The other main character, Cash Daddy, is crass and vulgar, but also likeable because of his generosity and family spirit. You cringe when he is described conducting meetings while he takes a dump, but then you cheer when he lovingly provides a meal for his niece who, he shrewdly observes, looks like she’s not had enough to eat for months.

In one scene, Cash Daddy angrily orders Kingsley out of his sight for wearing ugly shoes, but Kingsley is immediately taken to an expensive store and a new pair of beautiful footwear is purchased for him. This is typical Cash Daddy behaviour – a combination of outrageous arrogance and lovable eccentricity.

I think Nwaubani’s use of likeable, accessible characters allow the reader to recognise the human side of scamming. Make no mistake, Cash Daddy is one misogynistic bastard who cheats on his wife and thinks nothing of paying for women to sleep with Kingsley. However, he has many redeeming qualities, which allow the reader to see him as human, not some wholly wicked and self-serving fiend.

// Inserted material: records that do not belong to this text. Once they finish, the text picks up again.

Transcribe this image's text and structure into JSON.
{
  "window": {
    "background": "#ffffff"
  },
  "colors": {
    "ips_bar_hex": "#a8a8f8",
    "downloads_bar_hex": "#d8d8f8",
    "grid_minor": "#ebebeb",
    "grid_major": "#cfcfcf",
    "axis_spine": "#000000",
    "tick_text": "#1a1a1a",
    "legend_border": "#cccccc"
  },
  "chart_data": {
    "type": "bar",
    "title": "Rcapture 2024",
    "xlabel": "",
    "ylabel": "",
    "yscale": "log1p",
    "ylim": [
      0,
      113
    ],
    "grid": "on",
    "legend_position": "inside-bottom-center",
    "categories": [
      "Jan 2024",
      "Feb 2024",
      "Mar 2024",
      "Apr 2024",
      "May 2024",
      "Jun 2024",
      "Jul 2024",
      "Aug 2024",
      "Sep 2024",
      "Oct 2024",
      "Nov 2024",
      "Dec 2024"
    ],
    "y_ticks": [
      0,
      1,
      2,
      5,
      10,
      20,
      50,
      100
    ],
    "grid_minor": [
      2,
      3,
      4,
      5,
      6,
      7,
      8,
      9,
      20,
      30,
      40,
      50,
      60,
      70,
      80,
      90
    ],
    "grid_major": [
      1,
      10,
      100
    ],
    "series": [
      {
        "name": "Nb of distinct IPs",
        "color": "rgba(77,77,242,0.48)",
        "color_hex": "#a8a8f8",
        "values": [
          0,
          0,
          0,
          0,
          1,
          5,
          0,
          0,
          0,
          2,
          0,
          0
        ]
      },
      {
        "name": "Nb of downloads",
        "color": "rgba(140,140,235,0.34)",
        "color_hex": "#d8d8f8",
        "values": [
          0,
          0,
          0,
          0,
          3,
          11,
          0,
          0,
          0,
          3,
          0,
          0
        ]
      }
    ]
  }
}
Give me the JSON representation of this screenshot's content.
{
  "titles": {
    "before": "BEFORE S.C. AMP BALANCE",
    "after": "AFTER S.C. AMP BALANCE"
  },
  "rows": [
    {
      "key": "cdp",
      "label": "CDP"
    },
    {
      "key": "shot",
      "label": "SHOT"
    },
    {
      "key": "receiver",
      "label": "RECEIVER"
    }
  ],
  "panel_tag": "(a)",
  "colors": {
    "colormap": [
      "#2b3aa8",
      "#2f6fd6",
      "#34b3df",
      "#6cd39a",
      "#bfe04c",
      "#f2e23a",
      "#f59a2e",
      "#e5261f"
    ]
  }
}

Introducing us to the idealistic Paulinus and Augustina in the spring of their union, before they sink into genteel poverty, ensures that we appreciate how steadfast and determined they are: Despite the woes they eventually face, the couple are unshakeable in their belief that honesty trumps riches. However, their idealism is hopelessly impractical. What would have happened to Paulinus had Cash Daddy not come to the rescue with his filthy, ill-gotten gains? It’s interesting to realise that the final outcome would have probably been the same, just arrived at a lot more quickly, and that Kingsley would have taken quite a different path that would have led him to … something better, or worse? Who can say?

Adaobi Tricia Nwaubani

As it is, the story ends happily ever after … or does it? Like life, I Do Not Come to You By Chance does not deal in absolutes and that’s what I appreciate the most about it.

This is one of my favourite reads this year – a funny, compelling and provocative novel written in a fresh and attractive style that effectively humanises its difficult subject. Unfortunately, Nwaubani seems not to have written another novel since Chance was published in 2009. I hope this will change soon.